Paula Maciulevicius | 27/03/2014 06:26
“Se eu sou feliz? Uai. E quem não é? Só a pessoa viver já é uma felicidade”. João Artesão, dono dos carros de boi, donos destas palavras. (Fotos: Marcos Ermínio)
“Se eu sou feliz? Uai. E quem não é? Só a pessoa viver já é uma felicidade”. João Artesão, dono dos carros de boi, donos destas palavras. (Fotos: Marcos Ermínio)

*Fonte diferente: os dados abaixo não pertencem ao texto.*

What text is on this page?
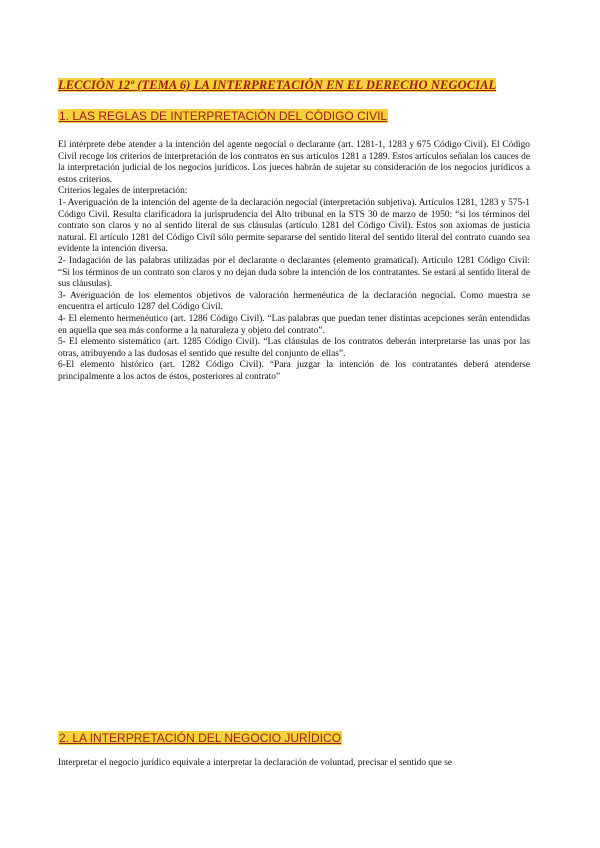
LECCIÓN 12º (TEMA 6) LA INTERPRETACIÓN EN EL DERECHO NEGOCIAL
1. LAS REGLAS DE INTERPRETACIÓN DEL CÓDIGO CIVIL

El intérprete debe atender a la intención del agente negocial o declarante (art. 1281-1, 1283 y 675 Código Civil). El Código Civil recoge los criterios de interpretación de los contratos en sus artículos 1281 a 1289. Estos artículos señalan los cauces de la interpretación judicial de los negocios jurídicos. Los jueces habrán de sujetar su consideración de los negocios jurídicos a estos criterios.

Criterios legales de interpretación:

1- Averiguación de la intención del agente de la declaración negocial (interpretación subjetiva). Artículos 1281, 1283 y 575-1 Código Civil. Resulta clarificadora la jurisprudencia del Alto tribunal en la STS 30 de marzo de 1950: “si los términos del contrato son claros y no al sentido literal de sus cláusulas (artículo 1281 del Código Civil). Estos son axiomas de justicia natural. El artículo 1281 del Código Civil sólo permite separarse del sentido literal del sentido literal del contrato cuando sea evidente la intención diversa.

2- Indagación de las palabras utilizadas por el declarante o declarantes (elemento gramatical). Artículo 1281 Código Civil: “Si los términos de un contrato son claros y no dejan duda sobre la intención de los contratantes. Se estará al sentido literal de sus cláusulas).

3- Averiguación de los elementos objetivos de valoración hermenéutica de la declaración negocial. Como muestra se encuentra el artículo 1287 del Código Civil.

4- El elemento hermenéutico (art. 1286 Código Civil). “Las palabras que puedan tener distintas acepciones serán entendidas en aquella que sea más conforme a la naturaleza y objeto del contrato”.

5- El elemento sistemático (art. 1285 Código Civil). “Las cláusulas de los contratos deberán interpretarse las unas por las otras, atribuyendo a las dudosas el sentido que resulte del conjunto de ellas”.

6-El elemento histórico (art. 1282 Código Civil). “Para juzgar la intención de los contratantes deberá atenderse principalmente a los actos de éstos, posteriores al contrato”

2. LA INTERPRETACIÓN DEL NEGOCIO JURÍDICO

Interpretar el negocio jurídico equivale a interpretar la declaración de voluntad, precisar el sentido que se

Rua Abrão Júlio Rahe, bairro Santa Fé, Campo Grande. A casa não tem erro para achar, é uma de alvenaria onde tem um Gol branco estacionado. Com duas batidas de palma, lá vem um senhor de cabelos brancos, camisa aberta, bermuda e chinelos. ‘Seo’ João Artesão em pessoa. Pergunto se a gente conversar. “Só se for agora”. Pode mostrar seu artesanato? “Só se for muito”. É assim, junto de um cumprimento jovial – de batida de mão aberta seguido dos dedos fechados – que se é recepcionado por um dos 'donos' do artesanato daqui.

“Vou por muito trabalho ‘bunito’ aqui. Vamos por esses. Esse burrinho faz o maior sucesso” e assim organiza todas as dezenas de peças que pega num quartinho para por no quintal. João Artesão é uma figura. A cada duas palavras solta uma gargalhada e antes mesmo que a gente comece a interrogar, ele quem começa. “Sou de longe, de um estado que se chama Alagoas. Mas me pergunta, quanto tempo estou aqui? Tem só 50 anos, isso em Campo Grande, no Mato Grosso tem mais de 50. Me pergunta por que. Vim trabalhar para sobreviver, porque lá não dava”.

Ele mesmo pergunta, ele mesmo responde. Ele mesmo dá risada. Mas não sozinho, a gente acompanha. O sotaque permanece o carregado, onde tem ‘o’, ele usa ‘u’, o ‘r’ é arrastado como quem dança um xote com as letras. A alegria que vem de dentro é tamanha que não importa quantos dentes ainda tenham na boca. O negócio é sorrir com a alma. “Tenho muita coisa para responder, pergunta o que você quiser. Quando eu era guri, eu brincava com essas coisas, mas espera aí. Deixa eu passar um pente no cabelo senão sai muito feio na foto”. E lá vai ele casa adentro.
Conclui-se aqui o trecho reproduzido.